I like to take a few pointers from the oft-described analogy for gradient descent of a hiker trying to find the top of a mountain in a misty forest to describe averaging gradients. Imagine a very misty, alien planet with huge craters that look like mountains that go into the earth, rather than jutting from it, and there’s a lot of astronauts trying to find the largest crater. The fog is so dense that you can only see so far in front of you, but enough to have a general idea of where to move to get to a crater. Each astronaut can have their own idea of where the direction of the crater is from their vantage point, but if you were wanting to get there, wouldn’t it make sense to get a collective idea from all of their measurements? You’re less reliant on a specific astronaut you choose being right.

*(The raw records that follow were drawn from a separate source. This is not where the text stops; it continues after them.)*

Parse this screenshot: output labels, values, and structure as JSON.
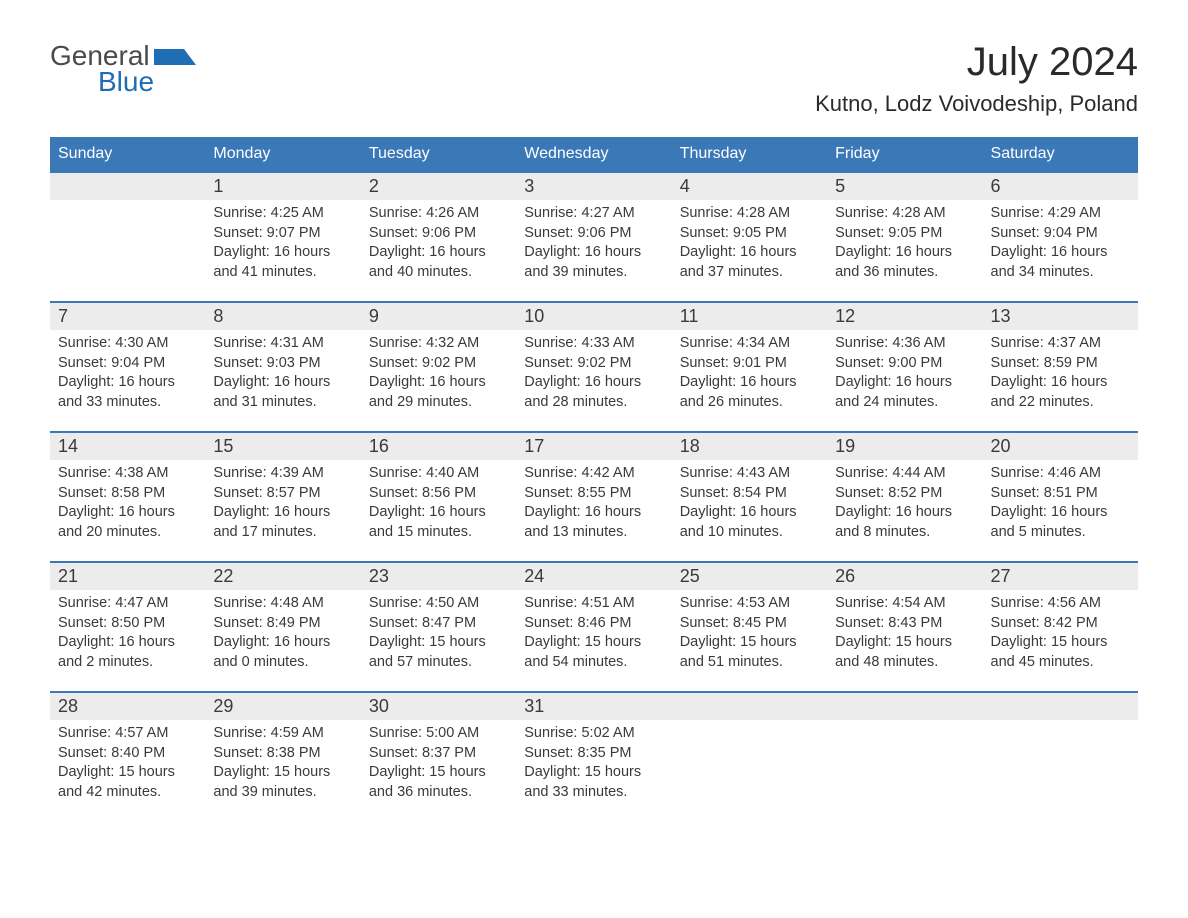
{
  "logo": {
    "top": "General",
    "bottom": "Blue"
  },
  "title": {
    "month": "July 2024",
    "location": "Kutno, Lodz Voivodeship, Poland"
  },
  "headers": [
    "Sunday",
    "Monday",
    "Tuesday",
    "Wednesday",
    "Thursday",
    "Friday",
    "Saturday"
  ],
  "colors": {
    "header_bg": "#3b78b8",
    "header_text": "#ffffff",
    "daynum_bg": "#ececec",
    "border_top": "#3b78b8",
    "text": "#3a3a3a",
    "logo_top": "#4a4a4a",
    "logo_bottom": "#1f6db5",
    "bg": "#ffffff"
  },
  "fonts": {
    "title_month_size": 40,
    "title_location_size": 22,
    "header_size": 16,
    "daynum_size": 18,
    "content_size": 14.5,
    "logo_size": 28
  },
  "weeks": [
    [
      {
        "num": "",
        "lines": []
      },
      {
        "num": "1",
        "lines": [
          "Sunrise: 4:25 AM",
          "Sunset: 9:07 PM",
          "Daylight: 16 hours and 41 minutes."
        ]
      },
      {
        "num": "2",
        "lines": [
          "Sunrise: 4:26 AM",
          "Sunset: 9:06 PM",
          "Daylight: 16 hours and 40 minutes."
        ]
      },
      {
        "num": "3",
        "lines": [
          "Sunrise: 4:27 AM",
          "Sunset: 9:06 PM",
          "Daylight: 16 hours and 39 minutes."
        ]
      },
      {
        "num": "4",
        "lines": [
          "Sunrise: 4:28 AM",
          "Sunset: 9:05 PM",
          "Daylight: 16 hours and 37 minutes."
        ]
      },
      {
        "num": "5",
        "lines": [
          "Sunrise: 4:28 AM",
          "Sunset: 9:05 PM",
          "Daylight: 16 hours and 36 minutes."
        ]
      },
      {
        "num": "6",
        "lines": [
          "Sunrise: 4:29 AM",
          "Sunset: 9:04 PM",
          "Daylight: 16 hours and 34 minutes."
        ]
      }
    ],
    [
      {
        "num": "7",
        "lines": [
          "Sunrise: 4:30 AM",
          "Sunset: 9:04 PM",
          "Daylight: 16 hours and 33 minutes."
        ]
      },
      {
        "num": "8",
        "lines": [
          "Sunrise: 4:31 AM",
          "Sunset: 9:03 PM",
          "Daylight: 16 hours and 31 minutes."
        ]
      },
      {
        "num": "9",
        "lines": [
          "Sunrise: 4:32 AM",
          "Sunset: 9:02 PM",
          "Daylight: 16 hours and 29 minutes."
        ]
      },
      {
        "num": "10",
        "lines": [
          "Sunrise: 4:33 AM",
          "Sunset: 9:02 PM",
          "Daylight: 16 hours and 28 minutes."
        ]
      },
      {
        "num": "11",
        "lines": [
          "Sunrise: 4:34 AM",
          "Sunset: 9:01 PM",
          "Daylight: 16 hours and 26 minutes."
        ]
      },
      {
        "num": "12",
        "lines": [
          "Sunrise: 4:36 AM",
          "Sunset: 9:00 PM",
          "Daylight: 16 hours and 24 minutes."
        ]
      },
      {
        "num": "13",
        "lines": [
          "Sunrise: 4:37 AM",
          "Sunset: 8:59 PM",
          "Daylight: 16 hours and 22 minutes."
        ]
      }
    ],
    [
      {
        "num": "14",
        "lines": [
          "Sunrise: 4:38 AM",
          "Sunset: 8:58 PM",
          "Daylight: 16 hours and 20 minutes."
        ]
      },
      {
        "num": "15",
        "lines": [
          "Sunrise: 4:39 AM",
          "Sunset: 8:57 PM",
          "Daylight: 16 hours and 17 minutes."
        ]
      },
      {
        "num": "16",
        "lines": [
          "Sunrise: 4:40 AM",
          "Sunset: 8:56 PM",
          "Daylight: 16 hours and 15 minutes."
        ]
      },
      {
        "num": "17",
        "lines": [
          "Sunrise: 4:42 AM",
          "Sunset: 8:55 PM",
          "Daylight: 16 hours and 13 minutes."
        ]
      },
      {
        "num": "18",
        "lines": [
          "Sunrise: 4:43 AM",
          "Sunset: 8:54 PM",
          "Daylight: 16 hours and 10 minutes."
        ]
      },
      {
        "num": "19",
        "lines": [
          "Sunrise: 4:44 AM",
          "Sunset: 8:52 PM",
          "Daylight: 16 hours and 8 minutes."
        ]
      },
      {
        "num": "20",
        "lines": [
          "Sunrise: 4:46 AM",
          "Sunset: 8:51 PM",
          "Daylight: 16 hours and 5 minutes."
        ]
      }
    ],
    [
      {
        "num": "21",
        "lines": [
          "Sunrise: 4:47 AM",
          "Sunset: 8:50 PM",
          "Daylight: 16 hours and 2 minutes."
        ]
      },
      {
        "num": "22",
        "lines": [
          "Sunrise: 4:48 AM",
          "Sunset: 8:49 PM",
          "Daylight: 16 hours and 0 minutes."
        ]
      },
      {
        "num": "23",
        "lines": [
          "Sunrise: 4:50 AM",
          "Sunset: 8:47 PM",
          "Daylight: 15 hours and 57 minutes."
        ]
      },
      {
        "num": "24",
        "lines": [
          "Sunrise: 4:51 AM",
          "Sunset: 8:46 PM",
          "Daylight: 15 hours and 54 minutes."
        ]
      },
      {
        "num": "25",
        "lines": [
          "Sunrise: 4:53 AM",
          "Sunset: 8:45 PM",
          "Daylight: 15 hours and 51 minutes."
        ]
      },
      {
        "num": "26",
        "lines": [
          "Sunrise: 4:54 AM",
          "Sunset: 8:43 PM",
          "Daylight: 15 hours and 48 minutes."
        ]
      },
      {
        "num": "27",
        "lines": [
          "Sunrise: 4:56 AM",
          "Sunset: 8:42 PM",
          "Daylight: 15 hours and 45 minutes."
        ]
      }
    ],
    [
      {
        "num": "28",
        "lines": [
          "Sunrise: 4:57 AM",
          "Sunset: 8:40 PM",
          "Daylight: 15 hours and 42 minutes."
        ]
      },
      {
        "num": "29",
        "lines": [
          "Sunrise: 4:59 AM",
          "Sunset: 8:38 PM",
          "Daylight: 15 hours and 39 minutes."
        ]
      },
      {
        "num": "30",
        "lines": [
          "Sunrise: 5:00 AM",
          "Sunset: 8:37 PM",
          "Daylight: 15 hours and 36 minutes."
        ]
      },
      {
        "num": "31",
        "lines": [
          "Sunrise: 5:02 AM",
          "Sunset: 8:35 PM",
          "Daylight: 15 hours and 33 minutes."
        ]
      },
      {
        "num": "",
        "lines": []
      },
      {
        "num": "",
        "lines": []
      },
      {
        "num": "",
        "lines": []
      }
    ]
  ]
}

Anyway, as the loss function minimizes the hope is that your \(f\) converges to something approximating \(\bar f\). It will often not, and there are many reasons as to why this could be the case which I won’t get into right now. I’m also going to neglect talking about activation functions or some other stuff specific to neural nets, other than to say that activation functions allow you to approximate non-linear \(\bar f\), as the output of a neuron is classically linear and linear functions strictly cannot approximate non-linear functions (piecewise linear functions are non-linear), while non-linear functions can approximate linearity (any physicist will give you the famous example that allows you to solve for the equation of motion for a simple pendulum \(\sin{\theta} \approx \theta\) for small \(\theta\)). Weight matrices in essence apply linear transformations to your data cloud that are then distorted further by non-linear functions (like a sigmoid or hyperbolic tangent), and without the latter your decision boundary could never be non-linear, in which case your neural network essentially becomes a dressed-up linear model. I will note that you aren’t guaranteed to “find” \(\hat f\). It exists for your problem if there is an actual relationship between input and output, but you may not have the right hyperparameters or the right data or a robust (enough model parameters to learn the specific patterns) enough model to find it.

The training process

In order to train a model, say, a perceptron, you start with a dataset and with any luck some labeled data \(D = \{x_i,y_i\}_{i=1}^{k}\). You then want to see how the model does on data it hasn’t “seen” before (some values of \(y_i\) that haven’t influenced the loss function) to assess how well the trained model does on the dataset. This involves splitting \(D\) into training and test sets. It would also be smart to split the data into a validation set, but I’m going to neglect going into cross-validation right now but you can read about it in the second part of this series. With your training data, you update the weights of your neural net (or the parameters of your model, generally) by calculating all the gradients until you’ve trained it on a set number of epochs, or when early stopping criteria are met if you have any. After this is done, your model is considered trained, and you can see how the model’s predictions \(\{\bar y_i\}_{i=1}^{k}\) compare to \(\{y_i\}_{i=1}^{k}\) in your test set.